In der mussten sie alle herumpatschen, während sie auf ihr Gepäck warteten. Jenny froren in ihren dünnen Lederstiefeln schier die Füße ein. Sie trampelte auf der Stelle und umfing ihren Oberkörper mit den Armen.
Marco, der seinen großen grünen Rucksack schon hatte, fragte, wie ihr Koffer aussah.
»Der mit den gelben Sternen«, sagte Jenny.
Da sie als eine der Ersten in den Bus gestiegen war, lag er in der Mitte des Frachtraums. Der Busfahrer war gerade auf der anderen Seite beschäftigt, also ging Marco vor, krabbelte in die Ladeluke über die anderen Koffer hinweg und schnappte sich Jennys Koffer. Kaum hatte er ihn in der Hand, rief der Busfahrer:
»Lassen Sie das! Nur ich darf das Gepäck ausladen!«
Aber es war zu spät. Andere Fahrgäste, die ebenfalls des Wartens leid waren, nahmen sich ein Beispiel an Marco und holten sich ihr Gepäck.
Marco und Jenny liefen lachend davon.
»Danke, du hast mich vor dem Erfrieren gerettet«, rief Jenny.
»Jederzeit wieder! Mein Wagen steht dort drüben.«
Er zeigte zu einem Parkplatz hinüber, der mit Schranken gesichert war.
»Wie kommt es, dass du hier einen Wagen hast, wenn du doch in Dresden lebst?«, fragte Jenny.

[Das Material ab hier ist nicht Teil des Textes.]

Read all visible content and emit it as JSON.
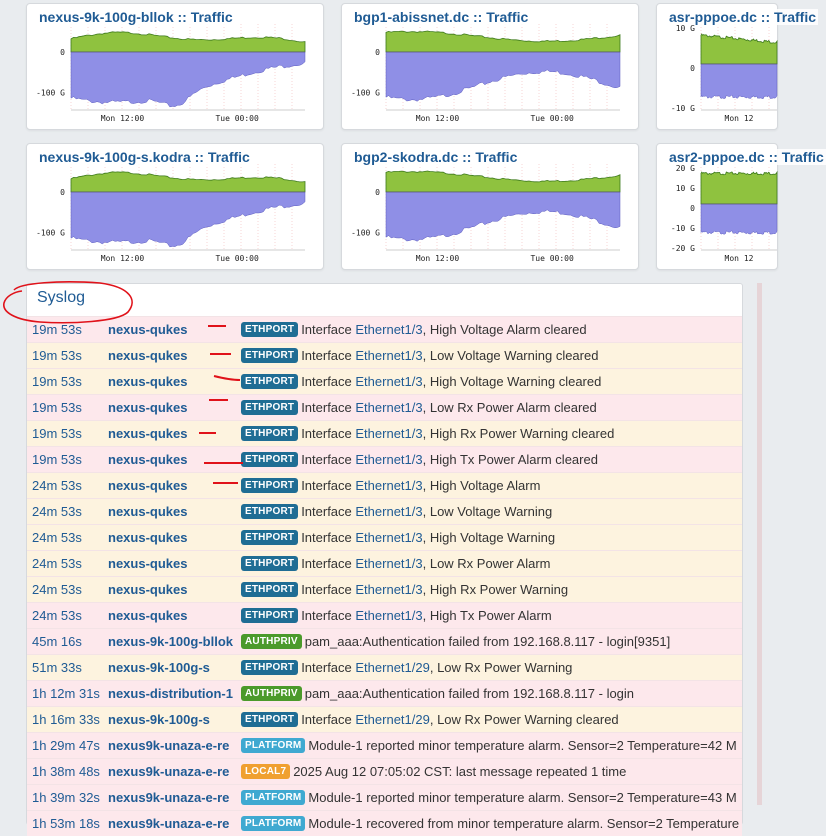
{
  "graphs": [
    {
      "title": "nexus-9k-100g-bllok :: Traffic",
      "yticks": [
        "0",
        "-100 G"
      ],
      "xticks": [
        "Mon 12:00",
        "Tue 00:00"
      ]
    },
    {
      "title": "bgp1-abissnet.dc :: Traffic",
      "yticks": [
        "0",
        "-100 G"
      ],
      "xticks": [
        "Mon 12:00",
        "Tue 00:00"
      ]
    },
    {
      "title": "asr-pppoe.dc :: Traffic",
      "yticks": [
        "10 G",
        "0",
        "-10 G"
      ],
      "xticks": [
        "Mon 12"
      ]
    },
    {
      "title": "nexus-9k-100g-s.kodra :: Traffic",
      "yticks": [
        "0",
        "-100 G"
      ],
      "xticks": [
        "Mon 12:00",
        "Tue 00:00"
      ]
    },
    {
      "title": "bgp2-skodra.dc :: Traffic",
      "yticks": [
        "0",
        "-100 G"
      ],
      "xticks": [
        "Mon 12:00",
        "Tue 00:00"
      ]
    },
    {
      "title": "asr2-pppoe.dc :: Traffic",
      "yticks": [
        "20 G",
        "10 G",
        "0",
        "-10 G",
        "-20 G"
      ],
      "xticks": [
        "Mon 12"
      ]
    }
  ],
  "syslog": {
    "title": "Syslog",
    "rows": [
      {
        "age": "19m 53s",
        "host": "nexus-qukes",
        "tag": "ETHPORT",
        "pre": "Interface ",
        "link": "Ethernet1/3",
        "post": ", High Voltage Alarm cleared"
      },
      {
        "age": "19m 53s",
        "host": "nexus-qukes",
        "tag": "ETHPORT",
        "pre": "Interface ",
        "link": "Ethernet1/3",
        "post": ", Low Voltage Warning cleared"
      },
      {
        "age": "19m 53s",
        "host": "nexus-qukes",
        "tag": "ETHPORT",
        "pre": "Interface ",
        "link": "Ethernet1/3",
        "post": ", High Voltage Warning cleared"
      },
      {
        "age": "19m 53s",
        "host": "nexus-qukes",
        "tag": "ETHPORT",
        "pre": "Interface ",
        "link": "Ethernet1/3",
        "post": ", Low Rx Power Alarm cleared"
      },
      {
        "age": "19m 53s",
        "host": "nexus-qukes",
        "tag": "ETHPORT",
        "pre": "Interface ",
        "link": "Ethernet1/3",
        "post": ", High Rx Power Warning cleared"
      },
      {
        "age": "19m 53s",
        "host": "nexus-qukes",
        "tag": "ETHPORT",
        "pre": "Interface ",
        "link": "Ethernet1/3",
        "post": ", High Tx Power Alarm cleared"
      },
      {
        "age": "24m 53s",
        "host": "nexus-qukes",
        "tag": "ETHPORT",
        "pre": "Interface ",
        "link": "Ethernet1/3",
        "post": ", High Voltage Alarm"
      },
      {
        "age": "24m 53s",
        "host": "nexus-qukes",
        "tag": "ETHPORT",
        "pre": "Interface ",
        "link": "Ethernet1/3",
        "post": ", Low Voltage Warning"
      },
      {
        "age": "24m 53s",
        "host": "nexus-qukes",
        "tag": "ETHPORT",
        "pre": "Interface ",
        "link": "Ethernet1/3",
        "post": ", High Voltage Warning"
      },
      {
        "age": "24m 53s",
        "host": "nexus-qukes",
        "tag": "ETHPORT",
        "pre": "Interface ",
        "link": "Ethernet1/3",
        "post": ", Low Rx Power Alarm"
      },
      {
        "age": "24m 53s",
        "host": "nexus-qukes",
        "tag": "ETHPORT",
        "pre": "Interface ",
        "link": "Ethernet1/3",
        "post": ", High Rx Power Warning"
      },
      {
        "age": "24m 53s",
        "host": "nexus-qukes",
        "tag": "ETHPORT",
        "pre": "Interface ",
        "link": "Ethernet1/3",
        "post": ", High Tx Power Alarm"
      },
      {
        "age": "45m 16s",
        "host": "nexus-9k-100g-bllok",
        "tag": "AUTHPRIV",
        "pre": "pam_aaa:Authentication failed from 192.168.8.117 - login[9351]",
        "link": "",
        "post": ""
      },
      {
        "age": "51m 33s",
        "host": "nexus-9k-100g-s",
        "tag": "ETHPORT",
        "pre": "Interface ",
        "link": "Ethernet1/29",
        "post": ", Low Rx Power Warning"
      },
      {
        "age": "1h 12m 31s",
        "host": "nexus-distribution-1",
        "tag": "AUTHPRIV",
        "pre": "pam_aaa:Authentication failed from 192.168.8.117 - login",
        "link": "",
        "post": ""
      },
      {
        "age": "1h 16m 33s",
        "host": "nexus-9k-100g-s",
        "tag": "ETHPORT",
        "pre": "Interface ",
        "link": "Ethernet1/29",
        "post": ", Low Rx Power Warning cleared"
      },
      {
        "age": "1h 29m 47s",
        "host": "nexus9k-unaza-e-re",
        "tag": "PLATFORM",
        "pre": "Module-1 reported minor temperature alarm. Sensor=2 Temperature=42 M",
        "link": "",
        "post": ""
      },
      {
        "age": "1h 38m 48s",
        "host": "nexus9k-unaza-e-re",
        "tag": "LOCAL7",
        "pre": "2025 Aug 12 07:05:02 CST: last message repeated 1 time",
        "link": "",
        "post": ""
      },
      {
        "age": "1h 39m 32s",
        "host": "nexus9k-unaza-e-re",
        "tag": "PLATFORM",
        "pre": "Module-1 reported minor temperature alarm. Sensor=2 Temperature=43 M",
        "link": "",
        "post": ""
      },
      {
        "age": "1h 53m 18s",
        "host": "nexus9k-unaza-e-re",
        "tag": "PLATFORM",
        "pre": "Module-1 recovered from minor temperature alarm. Sensor=2 Temperature",
        "link": "",
        "post": ""
      }
    ]
  },
  "colors": {
    "inbound": "#8fc23f",
    "outbound": "#8f8fe6",
    "accent": "#1f5b94",
    "ethport": "#1f6d94",
    "authpriv": "#4b9a2b",
    "platform": "#3fa9d1",
    "local7": "#f0a030"
  }
}
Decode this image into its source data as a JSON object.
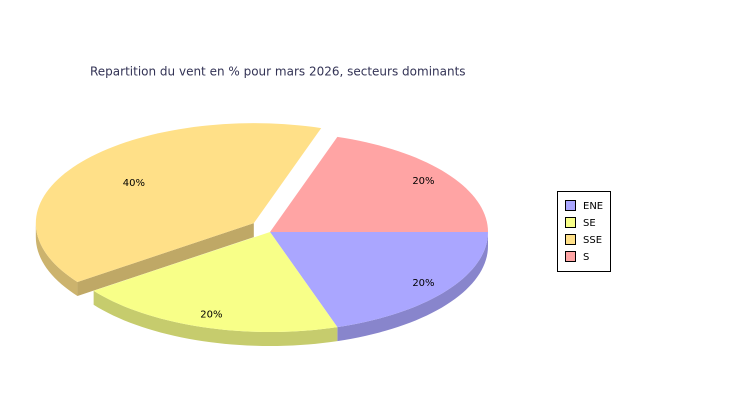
{
  "chart_data": {
    "type": "pie",
    "title": "Repartition du vent en % pour mars 2026, secteurs dominants",
    "categories": [
      "ENE",
      "SE",
      "SSE",
      "S"
    ],
    "values": [
      20,
      20,
      40,
      20
    ],
    "value_labels": [
      "20%",
      "20%",
      "40%",
      "20%"
    ],
    "colors": [
      "#aaa6ff",
      "#f8ff88",
      "#ffe088",
      "#ffa4a4"
    ],
    "exploded": [
      false,
      false,
      true,
      false
    ],
    "legend": "right"
  }
}
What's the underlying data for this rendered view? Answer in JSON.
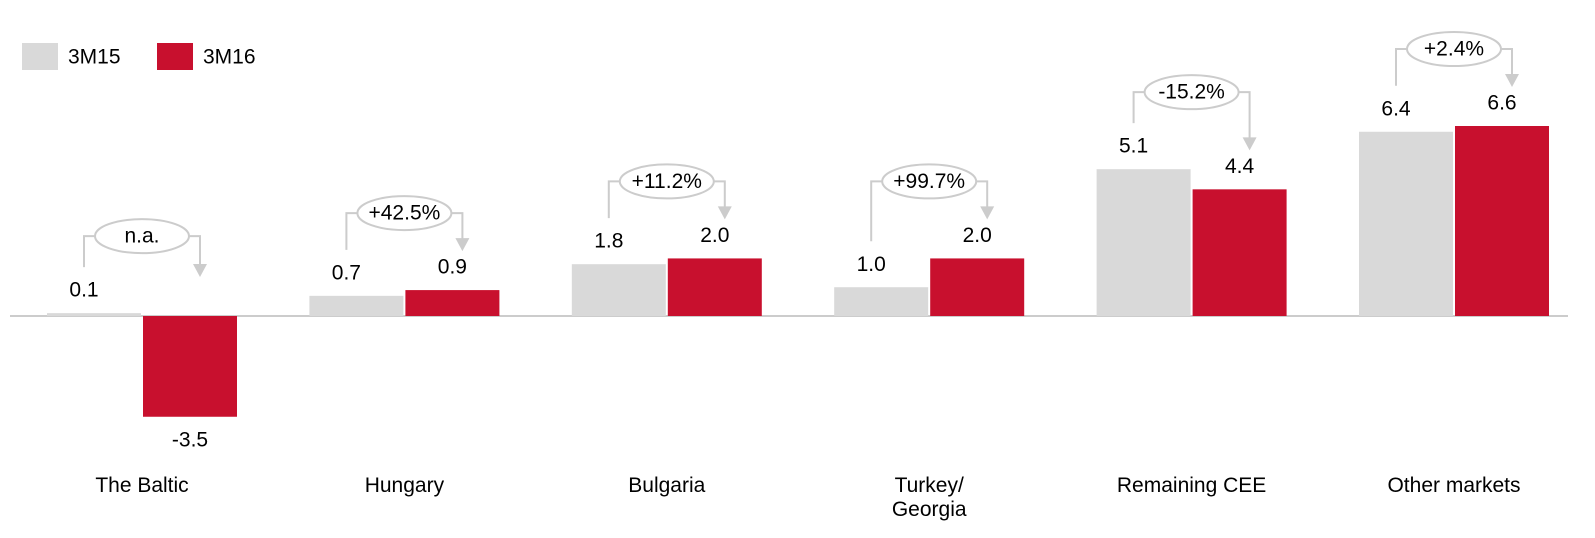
{
  "chart_data": {
    "type": "bar",
    "categories": [
      "The Baltic",
      "Hungary",
      "Bulgaria",
      "Turkey/\nGeorgia",
      "Remaining CEE",
      "Other markets"
    ],
    "series": [
      {
        "name": "3M15",
        "color": "#d9d9d9",
        "values": [
          0.1,
          0.7,
          1.8,
          1.0,
          5.1,
          6.4
        ]
      },
      {
        "name": "3M16",
        "color": "#c8102e",
        "values": [
          -3.5,
          0.9,
          2.0,
          2.0,
          4.4,
          6.6
        ]
      }
    ],
    "value_labels": [
      [
        "0.1",
        "0.7",
        "1.8",
        "1.0",
        "5.1",
        "6.4"
      ],
      [
        "-3.5",
        "0.9",
        "2.0",
        "2.0",
        "4.4",
        "6.6"
      ]
    ],
    "changes": [
      "n.a.",
      "+42.5%",
      "+11.2%",
      "+99.7%",
      "-15.2%",
      "+2.4%"
    ],
    "legend": "top-left"
  }
}
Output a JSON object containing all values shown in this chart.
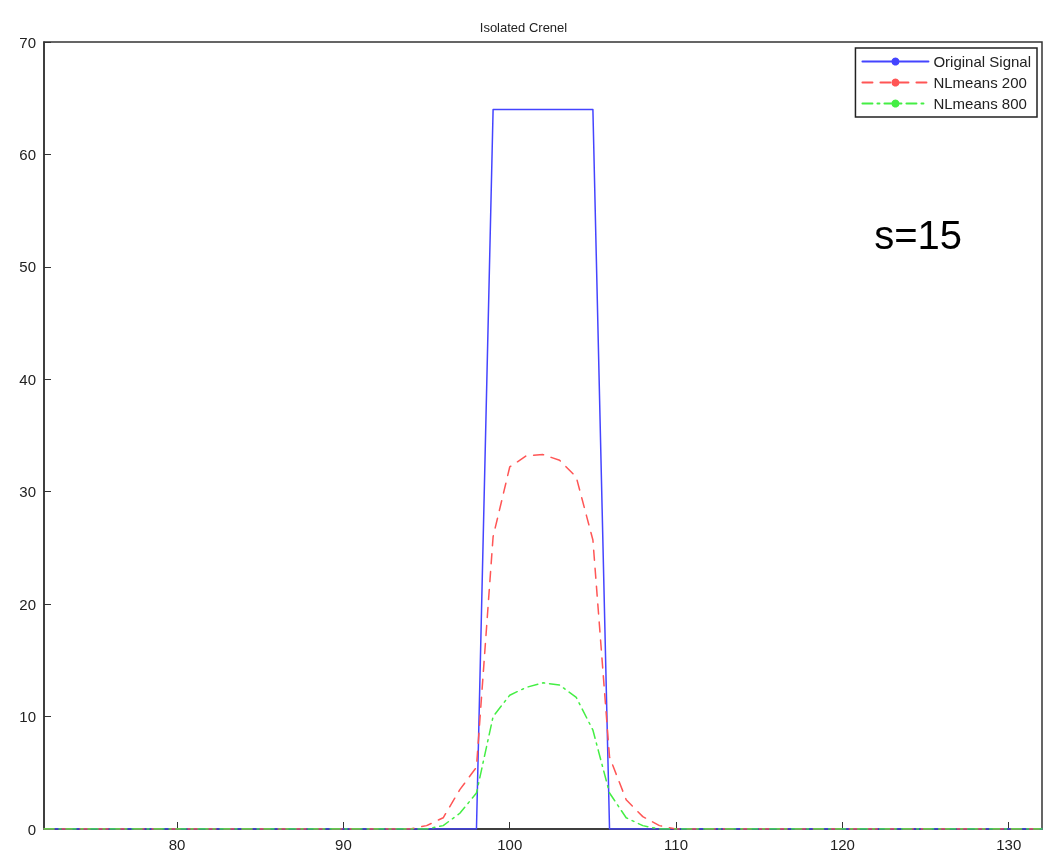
{
  "chart_data": {
    "type": "line",
    "title": "Isolated Crenel",
    "xlim": [
      72,
      132
    ],
    "xticks": [
      80,
      90,
      100,
      110,
      120,
      130
    ],
    "ylim": [
      0,
      70
    ],
    "yticks": [
      0,
      10,
      20,
      30,
      40,
      50,
      60,
      70
    ],
    "grid": false,
    "legend": "top right",
    "marker": "none",
    "annotations": [
      "s=15"
    ],
    "series": [
      {
        "name": "Original Signal",
        "color": "#4444ff",
        "line_style": "solid",
        "x": [
          72,
          98,
          99,
          105,
          106,
          132
        ],
        "values": [
          0,
          0,
          64,
          64,
          0,
          0
        ]
      },
      {
        "name": "NLmeans 200",
        "color": "#ff5555",
        "line_style": "dashed",
        "x": [
          72,
          94,
          95,
          96,
          97,
          98,
          99,
          100,
          101,
          102,
          103,
          104,
          105,
          106,
          107,
          108,
          109,
          110,
          132
        ],
        "values": [
          0,
          0,
          0.3,
          1.0,
          3.5,
          5.5,
          26,
          32.2,
          33.2,
          33.3,
          32.8,
          31.3,
          25.7,
          6.4,
          2.6,
          1.1,
          0.3,
          0,
          0
        ]
      },
      {
        "name": "NLmeans 800",
        "color": "#44ee44",
        "line_style": "dashdot",
        "x": [
          72,
          95,
          96,
          97,
          98,
          99,
          100,
          101,
          102,
          103,
          104,
          105,
          106,
          107,
          108,
          109,
          132
        ],
        "values": [
          0,
          0,
          0.3,
          1.4,
          3.2,
          10.0,
          11.9,
          12.6,
          13.0,
          12.8,
          11.7,
          8.8,
          3.2,
          1.0,
          0.3,
          0,
          0
        ]
      }
    ]
  }
}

»Eigentlich ist das gar nicht meiner, sondern der meiner Schwester. Sie hat ihn hier abgestellt, damit sie mich nicht am frühen Morgen vom Busbahnhof abholen muss. Sie ist Langschläferin, musst du wissen.«
»Ein guter Plan! Hätten Kilian und ich auch drauf kommen können.«
»Das wäre aber schade gewesen. Dann hätte ich auf ein paar weitere Minuten deiner Anwesenheit verzichten müssen.«
Seine Worte ließen Jenny für einen Moment das nasskalte Wetter und ihre eisigen Füße vergessen.